Rishi Sunak has denounced a government document on benefit assessments that had to be withdrawn after The Independent revealed that it included a racist slur. The Department for Work and Pensions (DWP) guidance, which was first issued in 2010 to help doctors assess disability benefit claims but was still in use last month, referred to Black people as being of the “N*****d race”.
Asked about the document, which has now been scrapped after the issue was raised by this publication, the PM’s official spokesperson said: “It is clearly offensive and unacceptable. We do not condone the language in this 13-year-old document.”

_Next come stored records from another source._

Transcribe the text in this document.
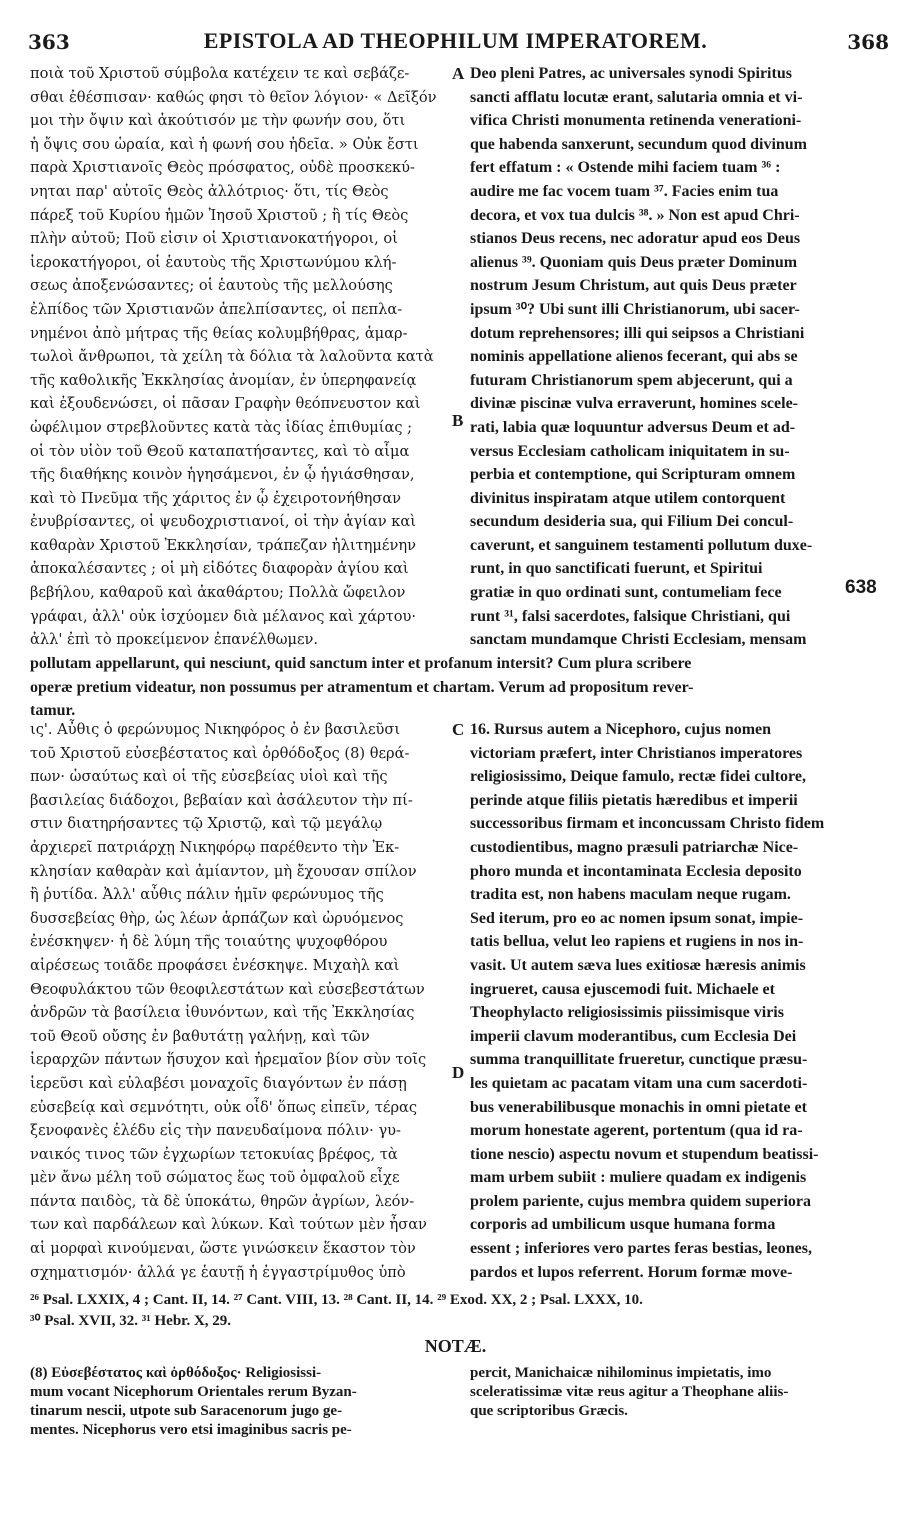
363	EPISTOLA AD THEOPHILUM IMPERATOREM.	368
ποιὰ τοῦ Χριστοῦ σύμβολα κατέχειν τε καὶ σεβάζε-
σθαι ἐθέσπισαν· καθώς φησι τὸ θεῖον λόγιον· « Δεῖξόν
μοι τὴν ὄψιν καὶ ἀκούτισόν με τὴν φωνήν σου, ὅτι
ἡ ὄψις σου ὡραία, καὶ ἡ φωνή σου ἡδεῖα. » Οὐκ ἔστι
παρὰ Χριστιανοῖς Θεὸς πρόσφατος, οὐδὲ προσκεκύ-
νηται παρ' αὐτοῖς Θεὸς ἀλλότριος· ὅτι, τίς Θεὸς
πάρεξ τοῦ Κυρίου ἡμῶν Ἰησοῦ Χριστοῦ ; ἢ τίς Θεὸς
πλὴν αὐτοῦ; Ποῦ εἰσιν οἱ Χριστιανοκατήγοροι, οἱ
ἱεροκατήγοροι, οἱ ἑαυτοὺς τῆς Χριστωνύμου κλή-
σεως ἀποξενώσαντες; οἱ ἑαυτοὺς τῆς μελλούσης
ἐλπίδος τῶν Χριστιανῶν ἀπελπίσαντες, οἱ πεπλα-
νημένοι ἀπὸ μήτρας τῆς θείας κολυμβήθρας, ἁμαρ-
τωλοὶ ἄνθρωποι, τὰ χείλη τὰ δόλια τὰ λαλοῦντα κατὰ
τῆς καθολικῆς Ἐκκλησίας ἀνομίαν, ἐν ὑπερηφανείᾳ
καὶ ἐξουδενώσει, οἱ πᾶσαν Γραφὴν θεόπνευστον καὶ
ὠφέλιμον στρεβλοῦντες κατὰ τὰς ἰδίας ἐπιθυμίας ;
οἱ τὸν υἱὸν τοῦ Θεοῦ καταπατήσαντες, καὶ τὸ αἷμα
τῆς διαθήκης κοινὸν ἡγησάμενοι, ἐν ᾧ ἡγιάσθησαν,
καὶ τὸ Πνεῦμα τῆς χάριτος ἐν ᾧ ἐχειροτονήθησαν
ἐνυβρίσαντες, οἱ ψευδοχριστιανοί, οἱ τὴν ἁγίαν καὶ
καθαρὰν Χριστοῦ Ἐκκλησίαν, τράπεζαν ἠλιτημένην
ἀποκαλέσαντες ; οἱ μὴ εἰδότες διαφορὰν ἁγίου καὶ
βεβήλου, καθαροῦ καὶ ἀκαθάρτου; Πολλὰ ὤφειλον
γράφαι, ἀλλ' οὐκ ἰσχύομεν διὰ μέλανος καὶ χάρτου·
ἀλλ' ἐπὶ τὸ προκείμενον ἐπανέλθωμεν.
A Deo pleni Patres, ac universales synodi Spiritus
sancti afflatu locutæ erant, salutaria omnia et vi-
vifica Christi monumenta retinenda venerationi-
que habenda sanxerunt, secundum quod divinum
fert effatum : « Ostende mihi faciem tuam ³⁶ :
audire me fac vocem tuam ³⁷. Facies enim tua
decora, et vox tua dulcis ³⁸. » Non est apud Chri-
stianos Deus recens, nec adoratur apud eos Deus
alienus ³⁹. Quoniam quis Deus præter Dominum
nostrum Jesum Christum, aut quis Deus præter
ipsum ³⁰? Ubi sunt illi Christianorum, ubi sacer-
dotum reprehensores; illi qui seipsos a Christiani
nominis appellatione alienos fecerant, qui abs se
futuram Christianorum spem abjecerunt, qui a
divinæ piscinæ vulva erraverunt, homines scele-
rati, labia quæ loquuntur adversus Deum et ad-
versus Ecclesiam catholicam iniquitatem in su-
perbia et contemptione, qui Scripturam omnem
divinitus inspiratam atque utilem contorquent
secundum desideria sua, qui Filium Dei concul-
caverunt, et sanguinem testamenti pollutum duxe-
runt, in quo sanctificati fuerunt, et Spiritui
gratiæ in quo ordinati sunt, contumeliam fece
runt ³¹, falsi sacerdotes, falsique Christiani, qui
sanctam mundamque Christi Ecclesiam, mensam
B
638
pollutam appellarunt, qui nesciunt, quid sanctum inter et profanum intersit? Cum plura scribere
operæ pretium videatur, non possumus per atramentum et chartam. Verum ad propositum rever-
tamur.
ις'. Αὖθις ὁ φερώνυμος Νικηφόρος ὁ ἐν βασιλεῦσι
τοῦ Χριστοῦ εὐσεβέστατος καὶ ὀρθόδοξος (8) θερά-
πων· ὡσαύτως καὶ οἱ τῆς εὐσεβείας υἱοὶ καὶ τῆς
βασιλείας διάδοχοι, βεβαίαν καὶ ἀσάλευτον τὴν πί-
στιν διατηρήσαντες τῷ Χριστῷ, καὶ τῷ μεγάλῳ
ἀρχιερεῖ πατριάρχῃ Νικηφόρῳ παρέθεντο τὴν Ἐκ-
κλησίαν καθαρὰν καὶ ἀμίαντον, μὴ ἔχουσαν σπίλον
ἢ ῥυτίδα. Ἀλλ' αὖθις πάλιν ἡμῖν φερώνυμος τῆς
δυσσεβείας θὴρ, ὡς λέων ἁρπάζων καὶ ὠρυόμενος
ἐνέσκηψεν· ἡ δὲ λύμη τῆς τοιαύτης ψυχοφθόρου
αἱρέσεως τοιᾶδε προφάσει ἐνέσκηψε. Μιχαὴλ καὶ
Θεοφυλάκτου τῶν θεοφιλεστάτων καὶ εὐσεβεστάτων
ἀνδρῶν τὰ βασίλεια ἰθυνόντων, καὶ τῆς Ἐκκλησίας
τοῦ Θεοῦ οὔσης ἐν βαθυτάτῃ γαλήνῃ, καὶ τῶν
ἱεραρχῶν πάντων ἥσυχον καὶ ἠρεμαῖον βίον σὺν τοῖς
ἱερεῦσι καὶ εὐλαβέσι μοναχοῖς διαγόντων ἐν πάσῃ
εὐσεβείᾳ καὶ σεμνότητι, οὐκ οἶδ' ὅπως εἰπεῖν, τέρας
ξενοφανὲς ἐλέδυ εἰς τὴν πανευδαίμονα πόλιν· γυ-
ναικός τινος τῶν ἐγχωρίων τετοκυίας βρέφος, τὰ
μὲν ἄνω μέλη τοῦ σώματος ἕως τοῦ ὀμφαλοῦ εἶχε
πάντα παιδὸς, τὰ δὲ ὑποκάτω, θηρῶν ἀγρίων, λεόν-
των καὶ παρδάλεων καὶ λύκων. Καὶ τούτων μὲν ἦσαν
αἱ μορφαὶ κινούμεναι, ὥστε γινώσκειν ἕκαστον τὸν
σχηματισμόν· ἀλλά γε ἑαυτῇ ἡ ἐγγαστρίμυθος ὑπὸ
C 16. Rursus autem a Nicephoro, cujus nomen
victoriam præfert, inter Christianos imperatores
religiosissimo, Deique famulo, rectæ fidei cultore,
perinde atque filiis pietatis hæredibus et imperii
successoribus firmam et inconcussam Christo fidem
custodientibus, magno præsuli patriarchæ Nice-
phoro munda et incontaminata Ecclesia deposito
tradita est, non habens maculam neque rugam.
Sed iterum, pro eo ac nomen ipsum sonat, impie-
tatis bellua, velut leo rapiens et rugiens in nos in-
vasit. Ut autem sæva lues exitiosæ hæresis animis
ingrueret, causa ejuscemodi fuit. Michaele et
Theophylacto religiosissimis piissimisque viris
imperii clavum moderantibus, cum Ecclesia Dei
summa tranquillitate frueretur, cunctique præsu-
les quietam ac pacatam vitam una cum sacerdoti-
bus venerabilibusque monachis in omni pietate et
morum honestate agerent, portentum (qua id ra-
tione nescio) aspectu novum et stupendum beatissi-
mam urbem subiit : muliere quadam ex indigenis
prolem pariente, cujus membra quidem superiora
corporis ad umbilicum usque humana forma
essent ; inferiores vero partes feras bestias, leones,
pardos et lupos referrent. Horum formæ move-
D
²⁶ Psal. LXXIX, 4 ; Cant. II, 14. ²⁷ Cant. VIII, 13. ²⁸ Cant. II, 14. ²⁹ Exod. XX, 2 ; Psal. LXXX, 10.
³⁰ Psal. XVII, 32. ³¹ Hebr. X, 29.
NOTÆ.
(8) Εὐσεβέστατος καὶ ὀρθόδοξος· Religiosissi-
mum vocant Nicephorum Orientales rerum Byzan-
tinarum nescii, utpote sub Saracenorum jugo ge-
mentes. Nicephorus vero etsi imaginibus sacris pe-
percit, Manichaicæ nihilominus impietatis, imo
sceleratissimæ vitæ reus agitur a Theophane aliis-
que scriptoribus Græcis.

Mr Sunak’s criticism came as a chorus of politicians and campaigners hit out at the document, which refers specifically to assessments for osteoporosis and was issued as a guide to doctors in Northern Ireland. Simon Woolley praised The Independent for “highlighting this awful discriminatory labelling by government officials”. “It is not just that it was a racial slur,” Lord Woolley added. “It is also indicative of how demeaning[ly] Black people in this country are seen.”
Tory MP Sir Peter Bottomley, a member of the all-party parliamentary group on race and community, said officials responsible for the advice “ought to hang their heads in shame”. He called on the DWP to search through the rest of its guidance to ensure there are no other terms “which should not have been in current guidance, and should not have been in current guidance for 100 years”.